Love’s precariousness – especially in its filial forms – seems to be Lasky’s principal concern. Three poems placed in the centre of the collection (‘Fifth Chakra’, ‘There are not enough words in the language’ and ‘As if the Very Air’) engage with the difficult articulation of love. They are preoccupied with the differing and deteriorating capacities of mother and daughter to relate authentically to each other:

you and I, knowing genetically
the rules of being a daughter

fail even to manage something colloquial.
  
    (‘Fifth Chakra’)

One impediment to their communication is the mother’s wordless fear as she sinks into dementia. Another is the daughter’s reined-in impatience:


    in the hour after lunch [ . . . ] she sleeps
nourished by whole minutes without fear
while I shut impatience tight behind the door

   (‘There are not enough words in the language’)


The daughter’s feelings cause her unbearable tension, picked up by the terse phrasing in ‘Fifth Chakra’. Not even yogic meditation helps much to unblock her communicative powers. “Flammable as paraffin, the unspoken; / petrol poured on thought.” Walking with the mother along a beach serves only to aggravate their problems.

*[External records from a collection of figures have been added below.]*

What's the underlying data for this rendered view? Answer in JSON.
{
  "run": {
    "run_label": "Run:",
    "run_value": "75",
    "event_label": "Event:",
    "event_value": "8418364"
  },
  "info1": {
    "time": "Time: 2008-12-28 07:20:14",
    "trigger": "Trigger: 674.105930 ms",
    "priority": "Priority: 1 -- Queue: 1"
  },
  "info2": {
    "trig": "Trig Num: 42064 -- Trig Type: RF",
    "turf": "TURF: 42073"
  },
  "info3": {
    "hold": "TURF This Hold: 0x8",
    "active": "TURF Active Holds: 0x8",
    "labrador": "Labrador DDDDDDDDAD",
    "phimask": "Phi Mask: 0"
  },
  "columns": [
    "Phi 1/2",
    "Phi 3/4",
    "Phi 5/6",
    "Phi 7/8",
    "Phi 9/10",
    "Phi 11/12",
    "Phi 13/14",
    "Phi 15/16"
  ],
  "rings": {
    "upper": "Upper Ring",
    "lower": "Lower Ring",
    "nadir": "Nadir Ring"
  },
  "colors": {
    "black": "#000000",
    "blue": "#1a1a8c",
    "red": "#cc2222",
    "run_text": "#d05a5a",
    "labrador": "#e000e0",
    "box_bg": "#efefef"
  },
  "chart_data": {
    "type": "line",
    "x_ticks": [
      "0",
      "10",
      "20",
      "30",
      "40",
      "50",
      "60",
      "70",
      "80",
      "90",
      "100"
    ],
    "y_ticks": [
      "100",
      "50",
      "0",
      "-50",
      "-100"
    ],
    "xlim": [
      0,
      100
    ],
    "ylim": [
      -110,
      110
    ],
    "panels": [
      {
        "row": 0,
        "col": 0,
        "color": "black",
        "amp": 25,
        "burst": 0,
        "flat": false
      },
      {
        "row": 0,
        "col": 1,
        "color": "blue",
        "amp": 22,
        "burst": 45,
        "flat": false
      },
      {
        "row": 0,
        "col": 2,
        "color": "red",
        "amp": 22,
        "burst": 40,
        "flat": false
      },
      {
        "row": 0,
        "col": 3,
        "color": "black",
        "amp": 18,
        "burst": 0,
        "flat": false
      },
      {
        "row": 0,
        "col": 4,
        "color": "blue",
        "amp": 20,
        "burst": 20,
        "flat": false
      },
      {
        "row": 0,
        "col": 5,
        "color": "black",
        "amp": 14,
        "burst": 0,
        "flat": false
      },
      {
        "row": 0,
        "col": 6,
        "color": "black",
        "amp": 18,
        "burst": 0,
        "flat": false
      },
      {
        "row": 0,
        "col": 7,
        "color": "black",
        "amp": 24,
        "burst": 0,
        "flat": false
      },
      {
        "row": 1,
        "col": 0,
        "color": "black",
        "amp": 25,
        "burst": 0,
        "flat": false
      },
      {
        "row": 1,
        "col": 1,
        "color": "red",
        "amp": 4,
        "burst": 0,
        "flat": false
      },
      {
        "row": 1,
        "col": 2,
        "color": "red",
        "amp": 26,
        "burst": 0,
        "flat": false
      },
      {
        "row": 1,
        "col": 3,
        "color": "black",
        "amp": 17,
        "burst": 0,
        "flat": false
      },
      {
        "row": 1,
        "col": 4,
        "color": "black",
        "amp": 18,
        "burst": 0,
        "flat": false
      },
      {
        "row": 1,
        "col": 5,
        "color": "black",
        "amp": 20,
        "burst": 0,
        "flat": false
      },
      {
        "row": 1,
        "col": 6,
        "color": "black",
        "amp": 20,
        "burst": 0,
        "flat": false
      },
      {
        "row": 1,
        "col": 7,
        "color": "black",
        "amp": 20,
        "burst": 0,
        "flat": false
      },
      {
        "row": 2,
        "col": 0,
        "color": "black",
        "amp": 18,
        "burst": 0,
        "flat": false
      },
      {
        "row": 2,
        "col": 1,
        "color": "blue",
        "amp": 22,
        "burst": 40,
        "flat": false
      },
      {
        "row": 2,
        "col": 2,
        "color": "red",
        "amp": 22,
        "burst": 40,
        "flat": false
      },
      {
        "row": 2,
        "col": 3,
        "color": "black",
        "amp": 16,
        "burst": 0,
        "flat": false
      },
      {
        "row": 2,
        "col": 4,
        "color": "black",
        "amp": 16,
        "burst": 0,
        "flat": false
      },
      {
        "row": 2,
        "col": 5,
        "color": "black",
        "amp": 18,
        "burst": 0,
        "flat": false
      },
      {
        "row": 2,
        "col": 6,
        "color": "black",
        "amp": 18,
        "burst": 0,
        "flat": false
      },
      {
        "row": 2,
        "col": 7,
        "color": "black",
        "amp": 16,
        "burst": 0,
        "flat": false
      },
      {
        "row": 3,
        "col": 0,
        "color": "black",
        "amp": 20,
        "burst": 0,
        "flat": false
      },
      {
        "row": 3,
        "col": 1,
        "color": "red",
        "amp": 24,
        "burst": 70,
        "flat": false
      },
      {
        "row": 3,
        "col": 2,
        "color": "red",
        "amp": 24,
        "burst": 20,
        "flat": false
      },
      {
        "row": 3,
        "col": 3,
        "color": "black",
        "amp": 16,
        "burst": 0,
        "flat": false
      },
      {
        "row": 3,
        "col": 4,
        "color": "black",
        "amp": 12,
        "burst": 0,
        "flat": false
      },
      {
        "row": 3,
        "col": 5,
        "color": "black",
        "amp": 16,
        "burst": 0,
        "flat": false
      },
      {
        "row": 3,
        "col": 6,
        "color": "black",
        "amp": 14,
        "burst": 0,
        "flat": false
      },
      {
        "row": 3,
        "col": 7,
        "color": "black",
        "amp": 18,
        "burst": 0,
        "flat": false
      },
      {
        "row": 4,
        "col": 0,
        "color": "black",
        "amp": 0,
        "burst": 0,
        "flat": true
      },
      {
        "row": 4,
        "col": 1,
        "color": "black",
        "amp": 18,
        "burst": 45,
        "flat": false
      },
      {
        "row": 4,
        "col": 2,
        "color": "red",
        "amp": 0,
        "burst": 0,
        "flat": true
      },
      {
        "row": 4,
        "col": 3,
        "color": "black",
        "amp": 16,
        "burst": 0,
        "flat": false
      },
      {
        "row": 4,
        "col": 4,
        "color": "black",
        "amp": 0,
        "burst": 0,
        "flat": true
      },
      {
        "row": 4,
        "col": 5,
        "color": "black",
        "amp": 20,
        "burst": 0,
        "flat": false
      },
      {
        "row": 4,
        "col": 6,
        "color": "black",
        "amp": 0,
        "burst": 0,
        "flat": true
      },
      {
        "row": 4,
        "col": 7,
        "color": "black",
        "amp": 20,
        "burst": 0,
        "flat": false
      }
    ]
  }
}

In ‘There are not enough words in the language’, Lasky empathises with the mother’s inability to communicate, by dwelling on loss of memory, thought, language and bearings:

I’d like to follow, travel to the end
of our regular route in silence,
arrive at a place we never knew
so have no need of forgetting.

Only an afternoon nap gives the mother respite from her distress, and her daughter space for “arranging normality”. 

The title ‘As if the Very Air’ is explained in the last line – “as if the very air was the word love” – thus clicking into place Lasky’s chief theme. Daughter is at dying mother’s hospital bedside. She wipes two circular tea-cup stains from the locker:


      the sepia ring has split into two crescents –
a cracked planet, slid open, one half falling by degrees
down into the bottomless universe.

Such stunning imagery shows this skilful poet’s integrative power. There isn’t a weak poem in the entire collection.